Welt : Türkei: Die Deutschen vor Antalya

Susanne Güsten

Die Sonne strahlt vom wolkenlosen Himmel, die Wassertemperaturen gehen auf die 30 Grad zu, und die Strandliegen sind voll besetzt. Die Urlaubssaison in der Türkei ist in vollem Schwung, und es ist eine gute Saison: Fünf Millionen ausländische Besucher sind schon gekommen, weitere acht Millionen werden noch erwartet - der Ansturm übertrifft selbst die optimistischsten Erwartungen der Tourismusbranche. Nur Türken sind an den Stränden kaum anzutreffen, wenn sie nicht gerade Getränke servieren oder den Müll aufsammeln. Die Wirtschaftskrise des Landes, die den Urlaub an der türkischen Riviera für Westeuropäer in diesem Jahr so billig macht, lässt ihn für die Türken selbst fast unerschwinglich werden. "Für die große Mehrheit der Türken ist ein Urlaub zum Luxusgut geworden", sagt Hüseyin Baraner vom Institut für Tourismusstudien in Antalya.

Rund die Hälfte ihres Wertes hat die türkische Lira seit Februar verloren, und im Tourismus schlägt die Abwertung am schnellsten und härtesten durch. Anders als Brot, Benzin und andere Waren des täglichen Bedarfs, deren Preise seit der Entwertung schrittweise hochkriechen, werden die Hotelpreise in der Türkei auf D-Mark- und Dollarbasis kalkuliert. Das bedeutet für türkische Urlauber, dass sich die Preise mit einem Schlag verdoppelten - während sie für Ausländer mit harter Währung gleich und damit relativ günstig blieben.

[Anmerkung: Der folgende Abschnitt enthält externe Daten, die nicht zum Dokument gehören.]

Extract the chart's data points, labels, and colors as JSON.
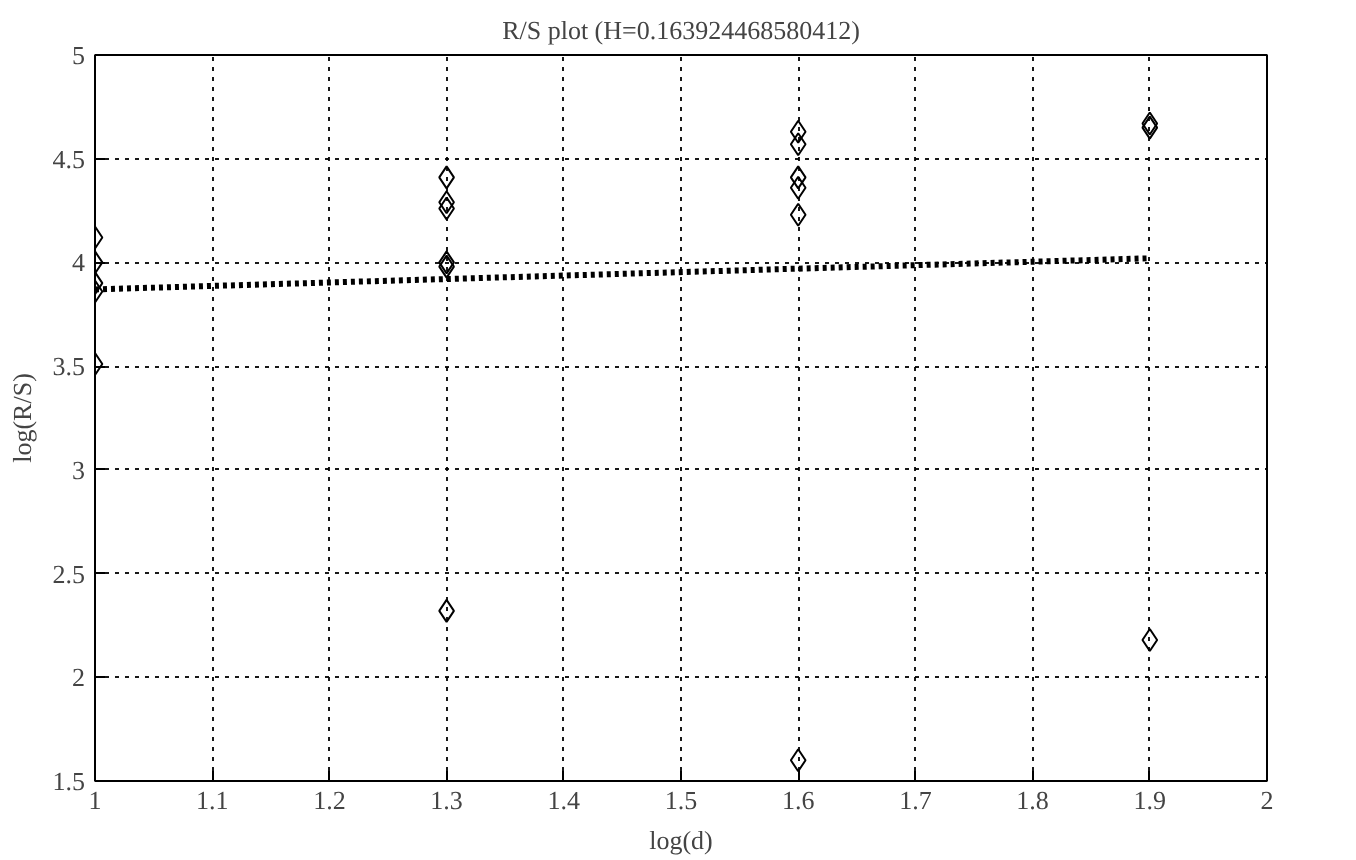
{
  "chart_data": {
    "type": "scatter",
    "title": "R/S plot (H=0.163924468580412)",
    "xlabel": "log(d)",
    "ylabel": "log(R/S)",
    "series": [
      {
        "color": "#000000",
        "marker": "diamond",
        "x": [
          1,
          1,
          1,
          1,
          1,
          1.3,
          1.3,
          1.3,
          1.3,
          1.3,
          1.3,
          1.6,
          1.6,
          1.6,
          1.6,
          1.6,
          1.6,
          1.9,
          1.9,
          1.9
        ],
        "values": [
          4.12,
          4.0,
          3.9,
          3.86,
          3.51,
          4.41,
          4.29,
          4.26,
          4.0,
          3.98,
          2.32,
          4.63,
          4.57,
          4.41,
          4.36,
          4.23,
          1.6,
          4.67,
          4.65,
          2.18
        ]
      },
      {
        "type": "line",
        "color": "#000000",
        "line_style": "dotted",
        "marker": "none",
        "x": [
          1,
          1.9
        ],
        "values": [
          3.87,
          4.02
        ]
      }
    ],
    "xlim": [
      1,
      2
    ],
    "xticks": [
      1,
      1.1,
      1.2,
      1.3,
      1.4,
      1.5,
      1.6,
      1.7,
      1.8,
      1.9,
      2
    ],
    "ylim": [
      1.5,
      5
    ],
    "yticks": [
      1.5,
      2,
      2.5,
      3,
      3.5,
      4,
      4.5,
      5
    ],
    "grid": true
  }
}
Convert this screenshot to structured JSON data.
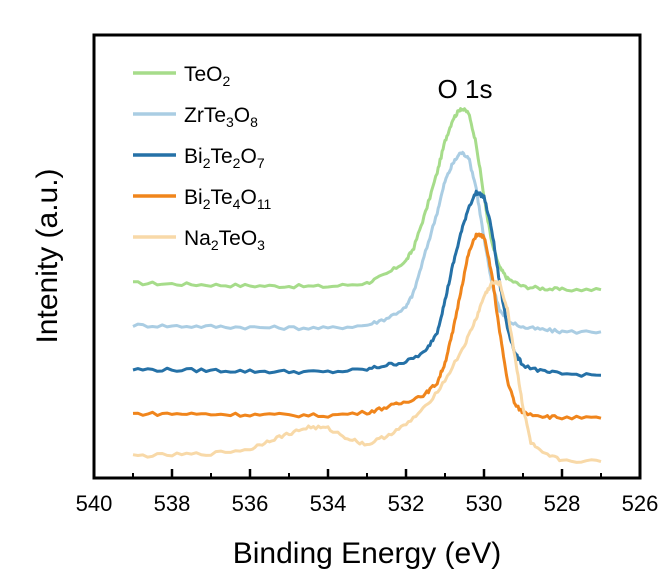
{
  "chart_data": {
    "type": "line",
    "title": "",
    "annotation": "O 1s",
    "xlabel": "Binding Energy (eV)",
    "ylabel": "Intenity (a.u.)",
    "xlim": [
      540,
      526
    ],
    "x_reversed": true,
    "xticks": [
      540,
      538,
      536,
      534,
      532,
      530,
      528,
      526
    ],
    "xtick_labels": [
      "540",
      "538",
      "536",
      "534",
      "532",
      "530",
      "528",
      "526"
    ],
    "y_units": "arbitrary (stacked, offset)",
    "ylim": [
      0,
      1
    ],
    "grid": false,
    "legend_position": "top-left",
    "series": [
      {
        "name": "TeO2",
        "legend_base": "TeO",
        "legend_sub": "2",
        "color": "#a6dc8a",
        "x": [
          539.0,
          538.0,
          537.0,
          536.0,
          535.0,
          534.0,
          533.0,
          532.5,
          532.0,
          531.8,
          531.5,
          531.2,
          531.0,
          530.8,
          530.6,
          530.4,
          530.2,
          530.0,
          529.8,
          529.6,
          529.4,
          529.0,
          528.5,
          528.0,
          527.0
        ],
        "y": [
          0.44,
          0.438,
          0.436,
          0.434,
          0.433,
          0.432,
          0.44,
          0.46,
          0.49,
          0.52,
          0.6,
          0.69,
          0.76,
          0.81,
          0.835,
          0.825,
          0.755,
          0.635,
          0.53,
          0.475,
          0.45,
          0.432,
          0.428,
          0.425,
          0.425
        ]
      },
      {
        "name": "ZrTe3O8",
        "legend_base": "ZrTe",
        "legend_sub": "3",
        "legend_mid": "O",
        "legend_sub2": "8",
        "color": "#aacde3",
        "x": [
          539.0,
          538.0,
          537.0,
          536.0,
          535.0,
          534.0,
          533.0,
          532.5,
          532.0,
          531.8,
          531.5,
          531.2,
          531.0,
          530.8,
          530.6,
          530.4,
          530.2,
          530.0,
          529.8,
          529.6,
          529.4,
          529.0,
          528.5,
          528.0,
          527.0
        ],
        "y": [
          0.345,
          0.343,
          0.342,
          0.34,
          0.339,
          0.338,
          0.345,
          0.36,
          0.385,
          0.42,
          0.51,
          0.6,
          0.67,
          0.71,
          0.735,
          0.725,
          0.655,
          0.54,
          0.44,
          0.38,
          0.355,
          0.34,
          0.335,
          0.33,
          0.33
        ]
      },
      {
        "name": "Bi2Te2O7",
        "legend_base": "Bi",
        "legend_sub": "2",
        "legend_mid": "Te",
        "legend_sub2": "2",
        "legend_mid2": "O",
        "legend_sub3": "7",
        "color": "#2571a7",
        "x": [
          539.0,
          538.0,
          537.0,
          536.0,
          535.0,
          534.0,
          533.0,
          532.5,
          532.0,
          531.5,
          531.2,
          531.0,
          530.8,
          530.6,
          530.4,
          530.2,
          530.0,
          529.8,
          529.6,
          529.4,
          529.2,
          529.0,
          528.5,
          528.0,
          527.0
        ],
        "y": [
          0.245,
          0.244,
          0.243,
          0.241,
          0.24,
          0.239,
          0.245,
          0.255,
          0.262,
          0.285,
          0.33,
          0.4,
          0.48,
          0.55,
          0.61,
          0.645,
          0.635,
          0.56,
          0.44,
          0.34,
          0.28,
          0.255,
          0.24,
          0.235,
          0.232
        ]
      },
      {
        "name": "Bi2Te4O11",
        "legend_base": "Bi",
        "legend_sub": "2",
        "legend_mid": "Te",
        "legend_sub2": "4",
        "legend_mid2": "O",
        "legend_sub3": "11",
        "color": "#f0851c",
        "x": [
          539.0,
          538.0,
          537.0,
          536.0,
          535.0,
          534.0,
          533.0,
          532.5,
          532.0,
          531.5,
          531.2,
          531.0,
          530.8,
          530.6,
          530.4,
          530.2,
          530.0,
          529.8,
          529.6,
          529.4,
          529.2,
          529.0,
          528.5,
          528.0,
          527.0
        ],
        "y": [
          0.145,
          0.145,
          0.144,
          0.143,
          0.142,
          0.141,
          0.148,
          0.16,
          0.172,
          0.19,
          0.215,
          0.26,
          0.33,
          0.42,
          0.505,
          0.55,
          0.545,
          0.46,
          0.33,
          0.22,
          0.165,
          0.148,
          0.14,
          0.136,
          0.135
        ]
      },
      {
        "name": "Na2TeO3",
        "legend_base": "Na",
        "legend_sub": "2",
        "legend_mid": "TeO",
        "legend_sub2": "3",
        "color": "#f8d9a8",
        "x": [
          539.0,
          538.0,
          537.0,
          536.0,
          535.5,
          535.0,
          534.5,
          534.0,
          533.5,
          533.0,
          532.5,
          532.0,
          531.5,
          531.0,
          530.5,
          530.2,
          530.0,
          529.8,
          529.6,
          529.4,
          529.2,
          529.0,
          528.8,
          528.5,
          528.0,
          527.0
        ],
        "y": [
          0.05,
          0.052,
          0.055,
          0.065,
          0.085,
          0.1,
          0.115,
          0.112,
          0.09,
          0.075,
          0.095,
          0.12,
          0.16,
          0.22,
          0.3,
          0.36,
          0.41,
          0.44,
          0.44,
          0.38,
          0.27,
          0.16,
          0.08,
          0.055,
          0.04,
          0.037
        ]
      }
    ]
  }
}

Zum Thema Online Spezial: Die Krise in der Türkei "Einheimische Urlauber müssen draußen bleiben", titelte eine türkische Zeitung kürzlich. Wegen des Andrangs aus dem Ausland stiegen die Preise zu Beginn der Hochsaison auch in harter Währung noch einmal, was die einheimischen Urlauber mit ihrer schwachen Lira doppelt so hart traf wie die ausländischen Besucher. Wie viele Türken in diesem Jahr ganz auf den Urlaub verzichten müssen, kann zwar noch niemand beziffern. Alleine der Fremdenverkehrsverband Antalya rechnet aber mit einem Rückgang einheimischer Besucherzahlen um mindestens ein Viertel; der Einbruch in diesem Sektor werde "sehr stark" sein, meint auch Baraner.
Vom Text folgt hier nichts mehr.